Y. A. : Il faut observer comment cela évolue dans le temps. Chez Elastic, grâce à la télémétrie collectée par nos agents de sécurité, on suit ces comportements pour détecter des schémas récurrents. Le monde de la cybersécurité évolue très vite : les attaquants testent, adaptent, changent de tactique. Ce qui fonctionne est répliqué. Ce qui échoue disparaît vite. Cette agilité rend la défense plus complexe.
Quels sont les secteurs les plus exposés ?

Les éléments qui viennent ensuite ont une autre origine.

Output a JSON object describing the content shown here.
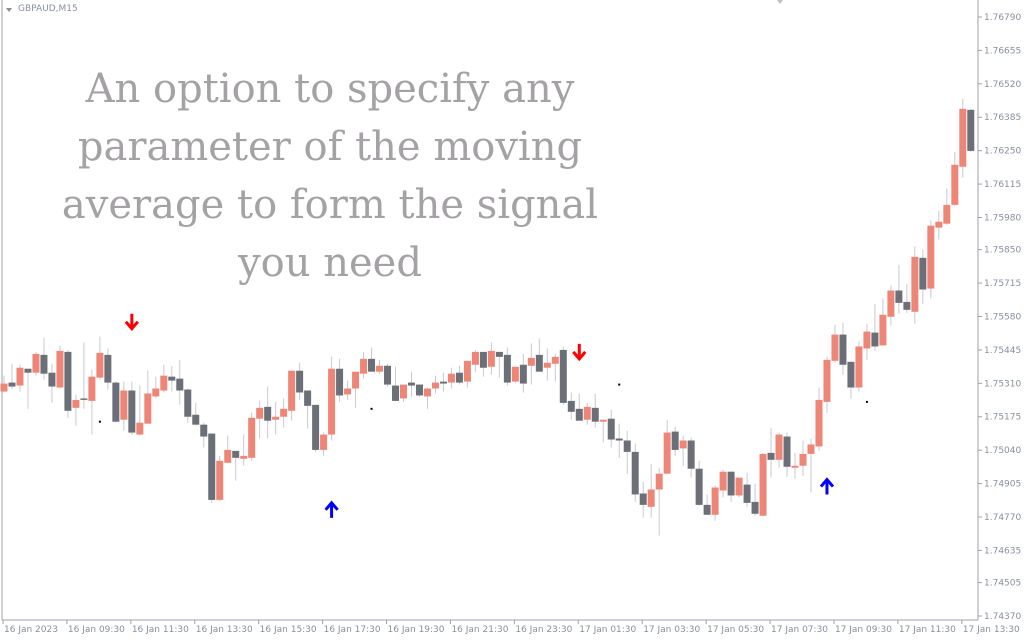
{
  "header": {
    "symbol": "GBPAUD,M15"
  },
  "overlay_text": [
    "An option to specify any",
    "parameter of the moving",
    "average to form the signal",
    "you need"
  ],
  "colors": {
    "bull": "#ee8677",
    "bear": "#6b6f77",
    "wick": "#c8c9d2",
    "buy_arrow": "#0000ff",
    "sell_arrow": "#ff0000",
    "axis": "#a0a0a8",
    "dot": "#000000"
  },
  "chart_data": {
    "type": "candlestick",
    "title": "",
    "ylim": [
      1.7437,
      1.7679
    ],
    "grid": false,
    "y_ticks": [
      "1.76790",
      "1.76655",
      "1.76520",
      "1.76385",
      "1.76250",
      "1.76115",
      "1.75980",
      "1.75850",
      "1.75715",
      "1.75580",
      "1.75445",
      "1.75310",
      "1.75175",
      "1.75040",
      "1.74905",
      "1.74770",
      "1.74635",
      "1.74505",
      "1.74370"
    ],
    "x_labels": [
      "16 Jan 2023",
      "16 Jan 09:30",
      "16 Jan 11:30",
      "16 Jan 13:30",
      "16 Jan 15:30",
      "16 Jan 17:30",
      "16 Jan 19:30",
      "16 Jan 21:30",
      "16 Jan 23:30",
      "17 Jan 01:30",
      "17 Jan 03:30",
      "17 Jan 05:30",
      "17 Jan 07:30",
      "17 Jan 09:30",
      "17 Jan 11:30",
      "17 Jan 13:30"
    ],
    "x_label_every": 8,
    "ohlc_columns": [
      "open",
      "high",
      "low",
      "close"
    ],
    "ohlc": [
      [
        1.75277,
        1.75341,
        1.75273,
        1.75309
      ],
      [
        1.75313,
        1.75389,
        1.75289,
        1.75297
      ],
      [
        1.75301,
        1.75385,
        1.75277,
        1.75373
      ],
      [
        1.75369,
        1.75369,
        1.75207,
        1.75353
      ],
      [
        1.75353,
        1.75437,
        1.75341,
        1.75429
      ],
      [
        1.75425,
        1.75495,
        1.75325,
        1.75349
      ],
      [
        1.75353,
        1.75389,
        1.75231,
        1.75297
      ],
      [
        1.75293,
        1.75463,
        1.75289,
        1.75441
      ],
      [
        1.75437,
        1.75445,
        1.75171,
        1.75199
      ],
      [
        1.75211,
        1.75265,
        1.75139,
        1.75243
      ],
      [
        1.75249,
        1.75475,
        1.75207,
        1.75243
      ],
      [
        1.75239,
        1.75365,
        1.75103,
        1.75337
      ],
      [
        1.75333,
        1.75499,
        1.75325,
        1.75433
      ],
      [
        1.75425,
        1.75451,
        1.75285,
        1.75313
      ],
      [
        1.75313,
        1.75317,
        1.75151,
        1.75155
      ],
      [
        1.75163,
        1.75317,
        1.75119,
        1.75281
      ],
      [
        1.75281,
        1.75317,
        1.75103,
        1.75111
      ],
      [
        1.75103,
        1.75301,
        1.75099,
        1.75151
      ],
      [
        1.75147,
        1.75361,
        1.75147,
        1.75269
      ],
      [
        1.75257,
        1.75337,
        1.75249,
        1.75289
      ],
      [
        1.75281,
        1.75385,
        1.75273,
        1.75341
      ],
      [
        1.75337,
        1.75381,
        1.75277,
        1.75321
      ],
      [
        1.75329,
        1.75405,
        1.75223,
        1.75281
      ],
      [
        1.75285,
        1.75289,
        1.75151,
        1.75175
      ],
      [
        1.75183,
        1.75231,
        1.75139,
        1.75143
      ],
      [
        1.75143,
        1.75151,
        1.75051,
        1.75095
      ],
      [
        1.75107,
        1.75107,
        1.74827,
        1.74839
      ],
      [
        1.74839,
        1.75017,
        1.74835,
        1.74997
      ],
      [
        1.74989,
        1.75099,
        1.74989,
        1.75041
      ],
      [
        1.75037,
        1.75037,
        1.74917,
        1.75009
      ],
      [
        1.75005,
        1.75103,
        1.74977,
        1.75017
      ],
      [
        1.75009,
        1.75191,
        1.74997,
        1.75171
      ],
      [
        1.75167,
        1.75239,
        1.75087,
        1.75211
      ],
      [
        1.75215,
        1.75297,
        1.75087,
        1.75159
      ],
      [
        1.75163,
        1.75235,
        1.75103,
        1.75175
      ],
      [
        1.75175,
        1.75249,
        1.75131,
        1.75207
      ],
      [
        1.75199,
        1.75361,
        1.75159,
        1.75361
      ],
      [
        1.75361,
        1.75393,
        1.75243,
        1.75273
      ],
      [
        1.75281,
        1.75281,
        1.75127,
        1.75219
      ],
      [
        1.75223,
        1.75223,
        1.75033,
        1.75041
      ],
      [
        1.75041,
        1.75111,
        1.75017,
        1.75103
      ],
      [
        1.75103,
        1.75417,
        1.75079,
        1.75369
      ],
      [
        1.75369,
        1.75409,
        1.75235,
        1.75261
      ],
      [
        1.75265,
        1.75321,
        1.75243,
        1.75289
      ],
      [
        1.75289,
        1.75357,
        1.75211,
        1.75357
      ],
      [
        1.75349,
        1.75437,
        1.75329,
        1.75409
      ],
      [
        1.75409,
        1.75455,
        1.75357,
        1.75357
      ],
      [
        1.75357,
        1.75405,
        1.75349,
        1.75381
      ],
      [
        1.75381,
        1.75389,
        1.75297,
        1.75305
      ],
      [
        1.75301,
        1.75377,
        1.75239,
        1.75239
      ],
      [
        1.75249,
        1.75305,
        1.75235,
        1.75305
      ],
      [
        1.75313,
        1.75357,
        1.75257,
        1.75301
      ],
      [
        1.75305,
        1.75305,
        1.75257,
        1.75261
      ],
      [
        1.75257,
        1.75293,
        1.75207,
        1.75289
      ],
      [
        1.75289,
        1.75341,
        1.75269,
        1.75313
      ],
      [
        1.75317,
        1.75353,
        1.75277,
        1.75309
      ],
      [
        1.75313,
        1.75373,
        1.75289,
        1.75349
      ],
      [
        1.75353,
        1.75381,
        1.75305,
        1.75313
      ],
      [
        1.75317,
        1.75401,
        1.75293,
        1.75401
      ],
      [
        1.75385,
        1.75445,
        1.75357,
        1.75437
      ],
      [
        1.75437,
        1.75437,
        1.75337,
        1.75373
      ],
      [
        1.75377,
        1.75475,
        1.75345,
        1.75441
      ],
      [
        1.75437,
        1.75437,
        1.75333,
        1.75417
      ],
      [
        1.75425,
        1.75455,
        1.75301,
        1.75313
      ],
      [
        1.75317,
        1.75377,
        1.75313,
        1.75377
      ],
      [
        1.75385,
        1.75429,
        1.75273,
        1.75309
      ],
      [
        1.75381,
        1.75471,
        1.75305,
        1.75413
      ],
      [
        1.75425,
        1.75491,
        1.75357,
        1.75357
      ],
      [
        1.75373,
        1.75451,
        1.75321,
        1.75393
      ],
      [
        1.75389,
        1.75429,
        1.75317,
        1.75417
      ],
      [
        1.75445,
        1.75459,
        1.75223,
        1.75231
      ],
      [
        1.75239,
        1.75273,
        1.75163,
        1.75195
      ],
      [
        1.75207,
        1.75269,
        1.75159,
        1.75159
      ],
      [
        1.75163,
        1.75231,
        1.75143,
        1.75215
      ],
      [
        1.75211,
        1.75269,
        1.75131,
        1.75155
      ],
      [
        1.75155,
        1.75163,
        1.75071,
        1.75163
      ],
      [
        1.75167,
        1.75203,
        1.75051,
        1.75083
      ],
      [
        1.75087,
        1.75147,
        1.75009,
        1.75079
      ],
      [
        1.75079,
        1.75119,
        1.74945,
        1.75033
      ],
      [
        1.75033,
        1.75067,
        1.74831,
        1.74861
      ],
      [
        1.74865,
        1.74913,
        1.74767,
        1.74819
      ],
      [
        1.74811,
        1.74985,
        1.74767,
        1.74881
      ],
      [
        1.74881,
        1.74969,
        1.74695,
        1.74945
      ],
      [
        1.74945,
        1.75163,
        1.74945,
        1.75111
      ],
      [
        1.75115,
        1.75135,
        1.75017,
        1.75041
      ],
      [
        1.75047,
        1.75099,
        1.74977,
        1.75079
      ],
      [
        1.75079,
        1.75091,
        1.74929,
        1.74965
      ],
      [
        1.74965,
        1.74997,
        1.74815,
        1.74819
      ],
      [
        1.74819,
        1.74861,
        1.74779,
        1.74779
      ],
      [
        1.74779,
        1.74897,
        1.74755,
        1.74889
      ],
      [
        1.74877,
        1.74961,
        1.74849,
        1.74953
      ],
      [
        1.74953,
        1.74953,
        1.74831,
        1.74857
      ],
      [
        1.74857,
        1.74929,
        1.74849,
        1.74929
      ],
      [
        1.74901,
        1.74949,
        1.74811,
        1.74827
      ],
      [
        1.74831,
        1.74905,
        1.74775,
        1.74783
      ],
      [
        1.74775,
        1.75029,
        1.74771,
        1.75025
      ],
      [
        1.75029,
        1.75131,
        1.74929,
        1.75001
      ],
      [
        1.75001,
        1.75111,
        1.74969,
        1.75103
      ],
      [
        1.75095,
        1.75111,
        1.74933,
        1.74973
      ],
      [
        1.74969,
        1.75029,
        1.74925,
        1.74977
      ],
      [
        1.74977,
        1.75079,
        1.74937,
        1.75025
      ],
      [
        1.75025,
        1.75087,
        1.74869,
        1.75063
      ],
      [
        1.75055,
        1.75293,
        1.75037,
        1.75243
      ],
      [
        1.75235,
        1.75417,
        1.75191,
        1.75405
      ],
      [
        1.75401,
        1.75547,
        1.75393,
        1.75507
      ],
      [
        1.75507,
        1.75555,
        1.75345,
        1.75385
      ],
      [
        1.75397,
        1.75397,
        1.75249,
        1.75293
      ],
      [
        1.75293,
        1.75479,
        1.75277,
        1.75459
      ],
      [
        1.75451,
        1.75551,
        1.75405,
        1.75519
      ],
      [
        1.75515,
        1.75631,
        1.75441,
        1.75459
      ],
      [
        1.75463,
        1.75653,
        1.75463,
        1.75587
      ],
      [
        1.75579,
        1.75705,
        1.75543,
        1.75685
      ],
      [
        1.75685,
        1.75789,
        1.75591,
        1.75635
      ],
      [
        1.75639,
        1.75713,
        1.75595,
        1.75607
      ],
      [
        1.75599,
        1.75863,
        1.75551,
        1.75821
      ],
      [
        1.75817,
        1.75849,
        1.75631,
        1.75689
      ],
      [
        1.75693,
        1.75967,
        1.75653,
        1.75947
      ],
      [
        1.75939,
        1.76007,
        1.75891,
        1.75963
      ],
      [
        1.75955,
        1.76097,
        1.75951,
        1.76031
      ],
      [
        1.76031,
        1.76245,
        1.76027,
        1.76193
      ],
      [
        1.76185,
        1.76459,
        1.76141,
        1.76419
      ],
      [
        1.76415,
        1.76419,
        1.76245,
        1.76249
      ]
    ],
    "signals": [
      {
        "index": 16,
        "type": "sell",
        "price": 1.75559
      },
      {
        "index": 72,
        "type": "sell",
        "price": 1.75437
      },
      {
        "index": 41,
        "type": "buy",
        "price": 1.74799
      },
      {
        "index": 103,
        "type": "buy",
        "price": 1.74893
      }
    ],
    "dots": [
      {
        "index": 12,
        "price": 1.75155
      },
      {
        "index": 46,
        "price": 1.75207
      },
      {
        "index": 77,
        "price": 1.75305
      },
      {
        "index": 108,
        "price": 1.75235
      }
    ]
  }
}
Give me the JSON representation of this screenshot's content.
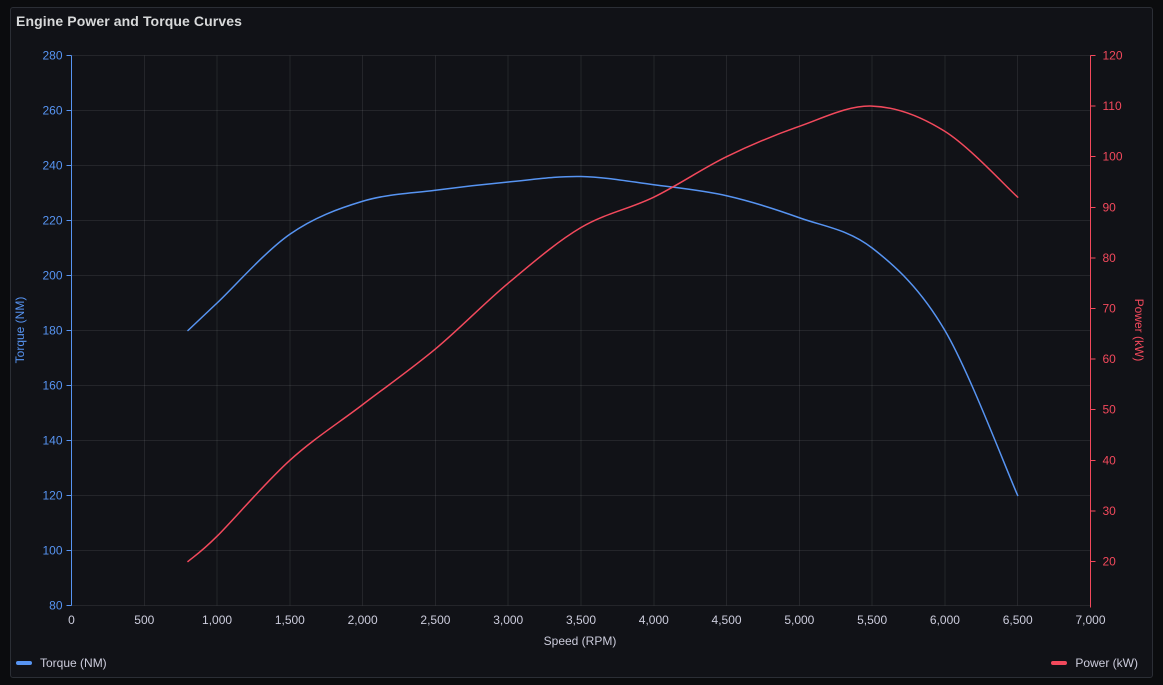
{
  "panel": {
    "title": "Engine Power and Torque Curves"
  },
  "colors": {
    "background_outer": "#0B0C0E",
    "background_panel": "#111217",
    "panel_border": "#2B2E35",
    "grid": "rgba(204,204,220,0.10)",
    "text": "#CCCCDC",
    "title_text": "#D8D9DA",
    "torque_series": "#5794F2",
    "power_series": "#F2495C"
  },
  "legend": {
    "items": [
      {
        "label": "Torque (NM)",
        "color": "#5794F2",
        "marker": "dash-icon"
      },
      {
        "label": "Power (kW)",
        "color": "#F2495C",
        "marker": "dash-icon"
      }
    ]
  },
  "chart_data": {
    "type": "line",
    "title": "Engine Power and Torque Curves",
    "xlabel": "Speed (RPM)",
    "grid": true,
    "legend_position": "bottom",
    "x": [
      800,
      1000,
      1500,
      2000,
      2500,
      3000,
      3500,
      4000,
      4500,
      5000,
      5500,
      6000,
      6500
    ],
    "series": [
      {
        "name": "Torque (NM)",
        "yaxis": "left",
        "color": "#5794F2",
        "values": [
          180,
          190,
          215,
          227,
          231,
          234,
          236,
          233,
          229,
          221,
          210,
          180,
          120
        ]
      },
      {
        "name": "Power (kW)",
        "yaxis": "right",
        "color": "#F2495C",
        "values": [
          20,
          25,
          40,
          51,
          62,
          75,
          86,
          92,
          100,
          106,
          110,
          105,
          92
        ]
      }
    ],
    "x_axis": {
      "label": "Speed (RPM)",
      "min": 0,
      "max": 7000,
      "tick_values": [
        0,
        500,
        1000,
        1500,
        2000,
        2500,
        3000,
        3500,
        4000,
        4500,
        5000,
        5500,
        6000,
        6500,
        7000
      ],
      "tick_labels": [
        "0",
        "500",
        "1,000",
        "1,500",
        "2,000",
        "2,500",
        "3,000",
        "3,500",
        "4,000",
        "4,500",
        "5,000",
        "5,500",
        "6,000",
        "6,500",
        "7,000"
      ]
    },
    "y_left": {
      "label": "Torque (NM)",
      "color": "#5794F2",
      "min": 80,
      "max": 280,
      "tick_values": [
        80,
        100,
        120,
        140,
        160,
        180,
        200,
        220,
        240,
        260,
        280
      ],
      "tick_labels": [
        "80",
        "100",
        "120",
        "140",
        "160",
        "180",
        "200",
        "220",
        "240",
        "260",
        "280"
      ]
    },
    "y_right": {
      "label": "Power (kW)",
      "color": "#F2495C",
      "tick_top": 120,
      "tick_values": [
        20,
        30,
        40,
        50,
        60,
        70,
        80,
        90,
        100,
        110,
        120
      ],
      "tick_labels": [
        "20",
        "30",
        "40",
        "50",
        "60",
        "70",
        "80",
        "90",
        "100",
        "110",
        "120"
      ]
    }
  }
}
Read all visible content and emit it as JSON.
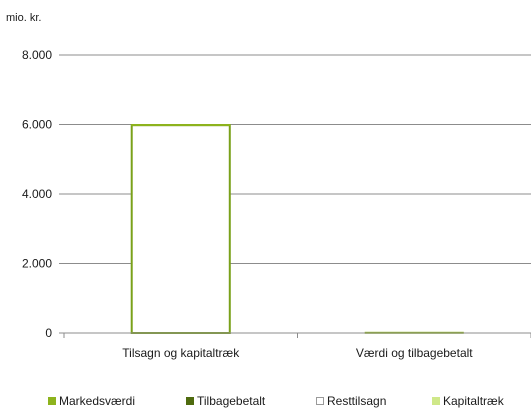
{
  "chart_data": {
    "type": "bar",
    "stacked": true,
    "unit_label": "mio. kr.",
    "categories": [
      "Tilsagn og kapitaltræk",
      "Værdi og tilbagebetalt"
    ],
    "yticks": [
      "0",
      "2.000",
      "4.000",
      "6.000",
      "8.000"
    ],
    "ylim": [
      0,
      8000
    ],
    "grid": true,
    "legend_position": "bottom",
    "series": [
      {
        "name": "Markedsværdi",
        "values": [
          0,
          20
        ],
        "color": "#8db31d"
      },
      {
        "name": "Tilbagebetalt",
        "values": [
          0,
          0
        ],
        "color": "#4f6b0f"
      },
      {
        "name": "Resttilsagn",
        "values": [
          5980,
          0
        ],
        "color": "#ffffff",
        "border": "#7aa11a"
      },
      {
        "name": "Kapitaltræk",
        "values": [
          20,
          0
        ],
        "color": "#cfe889"
      }
    ]
  }
}
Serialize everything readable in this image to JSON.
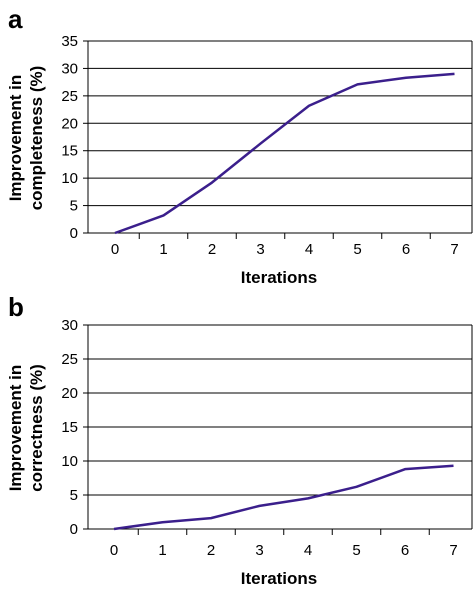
{
  "chart_data": [
    {
      "panel": "a",
      "type": "line",
      "title": "",
      "xlabel": "Iterations",
      "ylabel": "Improvement in\ncompleteness (%)",
      "x": [
        0,
        1,
        2,
        3,
        4,
        5,
        6,
        7
      ],
      "series": [
        {
          "values": [
            0,
            3.2,
            9.2,
            16.3,
            23.2,
            27.1,
            28.3,
            29.0
          ]
        }
      ],
      "ylim": [
        0,
        35
      ],
      "yticks": [
        0,
        5,
        10,
        15,
        20,
        25,
        30,
        35
      ],
      "xticks": [
        0,
        1,
        2,
        3,
        4,
        5,
        6,
        7
      ],
      "grid": "horizontal",
      "line_color": "#3b1f8c"
    },
    {
      "panel": "b",
      "type": "line",
      "title": "",
      "xlabel": "Iterations",
      "ylabel": "Improvement in\ncorrectness (%)",
      "x": [
        0,
        1,
        2,
        3,
        4,
        5,
        6,
        7
      ],
      "series": [
        {
          "values": [
            0,
            1.0,
            1.6,
            3.4,
            4.5,
            6.2,
            8.8,
            9.3
          ]
        }
      ],
      "ylim": [
        0,
        30
      ],
      "yticks": [
        0,
        5,
        10,
        15,
        20,
        25,
        30
      ],
      "xticks": [
        0,
        1,
        2,
        3,
        4,
        5,
        6,
        7
      ],
      "grid": "horizontal",
      "line_color": "#3b1f8c"
    }
  ]
}
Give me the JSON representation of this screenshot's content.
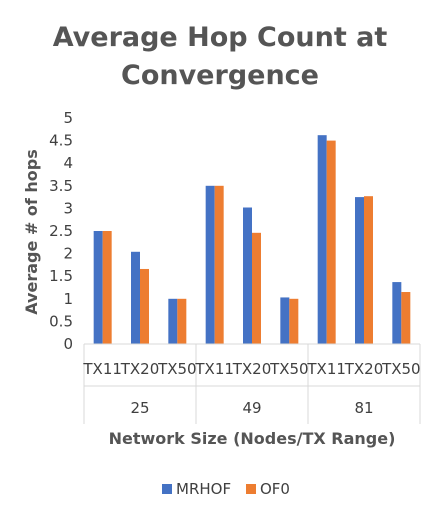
{
  "chart_data": {
    "type": "bar",
    "title_lines": [
      "Average Hop Count at",
      "Convergence"
    ],
    "xlabel": "Network Size (Nodes/TX Range)",
    "ylabel": "Average # of hops",
    "ylim": [
      0,
      5
    ],
    "yticks": [
      "0",
      "0.5",
      "1",
      "1.5",
      "2",
      "2.5",
      "3",
      "3.5",
      "4",
      "4.5",
      "5"
    ],
    "ytick_values": [
      0,
      0.5,
      1,
      1.5,
      2,
      2.5,
      3,
      3.5,
      4,
      4.5,
      5
    ],
    "groups": [
      {
        "label": "25",
        "categories": [
          "TX11",
          "TX20",
          "TX50"
        ]
      },
      {
        "label": "49",
        "categories": [
          "TX11",
          "TX20",
          "TX50"
        ]
      },
      {
        "label": "81",
        "categories": [
          "TX11",
          "TX20",
          "TX50"
        ]
      }
    ],
    "series": [
      {
        "name": "MRHOF",
        "color": "#4472C4",
        "values": [
          2.5,
          2.04,
          1.0,
          3.5,
          3.02,
          1.03,
          4.62,
          3.25,
          1.37
        ]
      },
      {
        "name": "OF0",
        "color": "#ED7D31",
        "values": [
          2.5,
          1.66,
          1.0,
          3.5,
          2.46,
          1.0,
          4.5,
          3.27,
          1.15
        ]
      }
    ],
    "grid": false,
    "legend_position": "bottom"
  }
}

Y. A. : Aujourd’hui, tous les secteurs sont concernés. Toute entreprise est une cible potentielle. C’est pour cela qu’Elastic a conservé une approche ouverte avec sa distribution open source, afin de permettre aussi aux petites structures — qui n’ont pas toujours les moyens d’un SOC — de gagner en visibilité sur leur infrastructure. Il serait illusoire de croire qu’une taille ou un secteur protège.
Qu’est-ce qui rend un fournisseur particulièrement vulnérable ?
Y. A. : Souvent, c’est son rayonnement ou son niveau d’intégration. On l’a vu avec des attaques comme celle de Log4j en 2021 : l’impact a été massif parce que la bibliothèque Java touchée était omniprésente. Ce n’était pas une attaque « fournisseur » au sens strict, mais le principe est le même : une dépendance logicielle très utilisée devient un vecteur de propagation à grande échelle.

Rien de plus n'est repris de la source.